PC Bloggs investigates... Chav Culture.
Most normal Brits may dial 999 for the police just two or three times in their lives, when attacked by muggers or in a bad car accident. They may dial a few more times on witnessing other people in trouble, but for themselves just those occasions which stand out in their lives as times of extreme terror.
Not so the Chavs.
For the average Chav, calling the police forms an essential part of his or everyday life. Most usually done during a long bored evening following eight pints of beer, it is both a form of communication and a way to assert superiority over other Chavs. It is frequently a response to their opponent calling the police, and Chavs compete for the title of "victim" by trying to beat each other to the phone in times of aggression.
This daily ritual climaxes on "Call-the-police" Day. For years experts have tried to fathom the indicators that this day is about to dawn, as it falls on a different day for each individual Chav. He or she will commence proceedings with a quick call in the morning along the lines of, "My ex-partner stared at me when I dropped the kids off at school". They follow up at lunch-time with, "I have received three text messages from my ex-partner saying sorry for staring at me and I feel she/he is harassing me." If time allows, a third call at tea-time to say that the ex-partner has driven past the house, which is usually accompanied by a coded gesture (middle finger or shaken fist) at the partner to let them know that the celebrations are due to kick off that night.
Then, after tea, "Call-the-police" Day is launched in all its glory. One party will perform the "banging on door" custom, performed with a clenched fist and guttural roars which should be just loud enough to wake the neighbours, and just obscene enough to offend every sector of society. The other party will dial 999, which is the signal for their friends and family to join the celebrations by attacking the Door-banger. The police will attend and usually arrest the Door-banger, sometimes taking a few of the family away too.

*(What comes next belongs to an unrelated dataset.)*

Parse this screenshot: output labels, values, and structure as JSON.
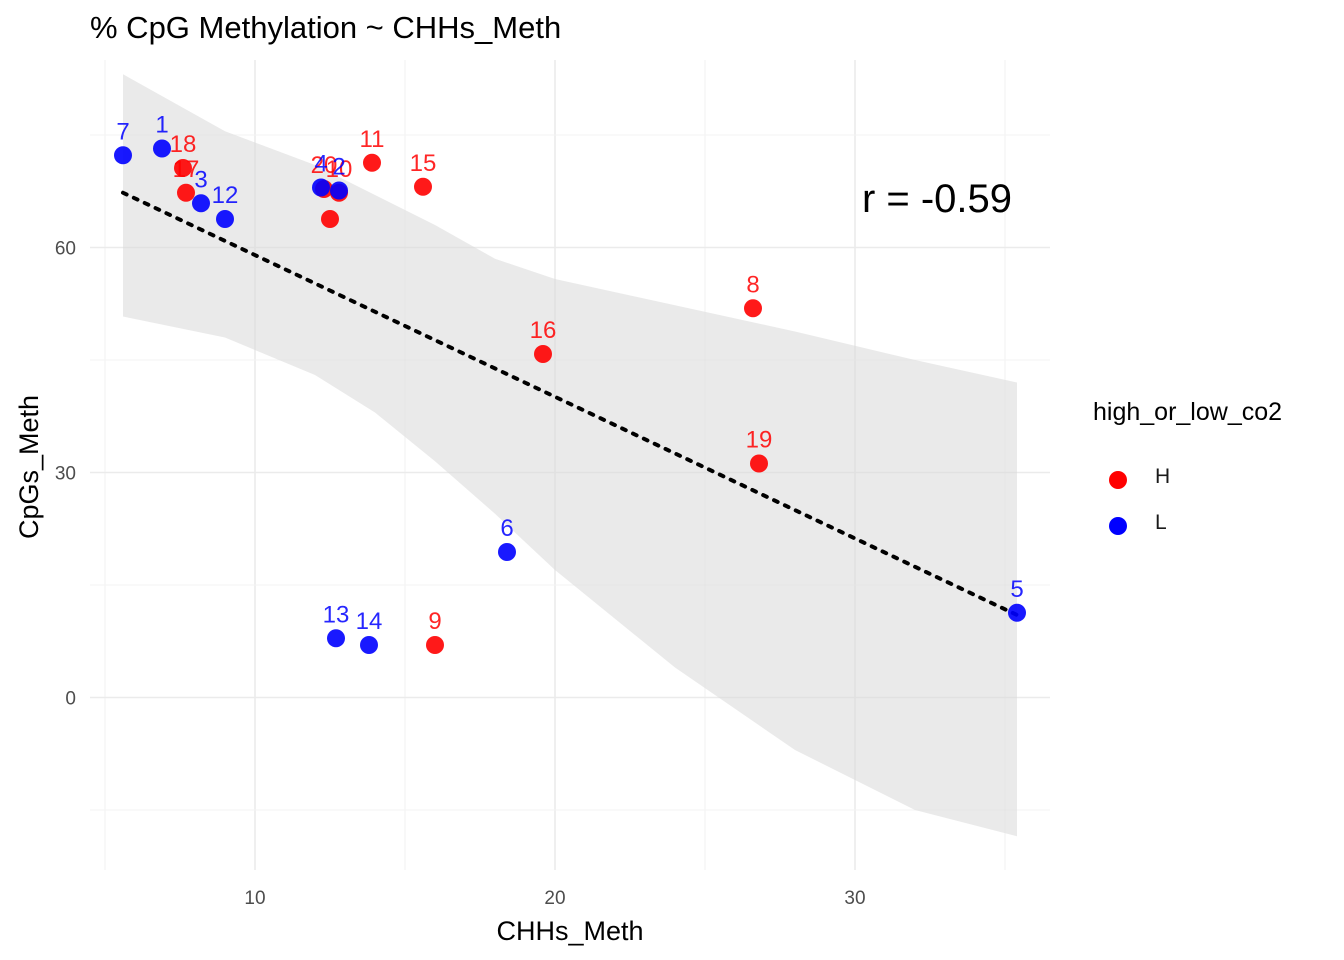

The next phase is to wait about two hours, then call 999 yet again. This time the original caller will have gone round to the other party's house and they return the Door-banging ritual whilst simultaneously telling the police what they are doing. The trick is to have left before the other family come out or the police attend. This will trigger the final phase in the tradition, when both families meet in the park and have an all-out rumble. At least three members of the family should call the police, and if the whole ritual has been done right, this is the point at which random members of public and neighbours begin to dial 999, demonstrating the ripple effect that unites the community in celebration.
For beginner investigators, a top tip to spot the passing of a "Call-the-police" Day is that every custody suite in the police force will be full and the shift that come on duty in the morning will be handed at least five hundred sheets of paper relating to the job.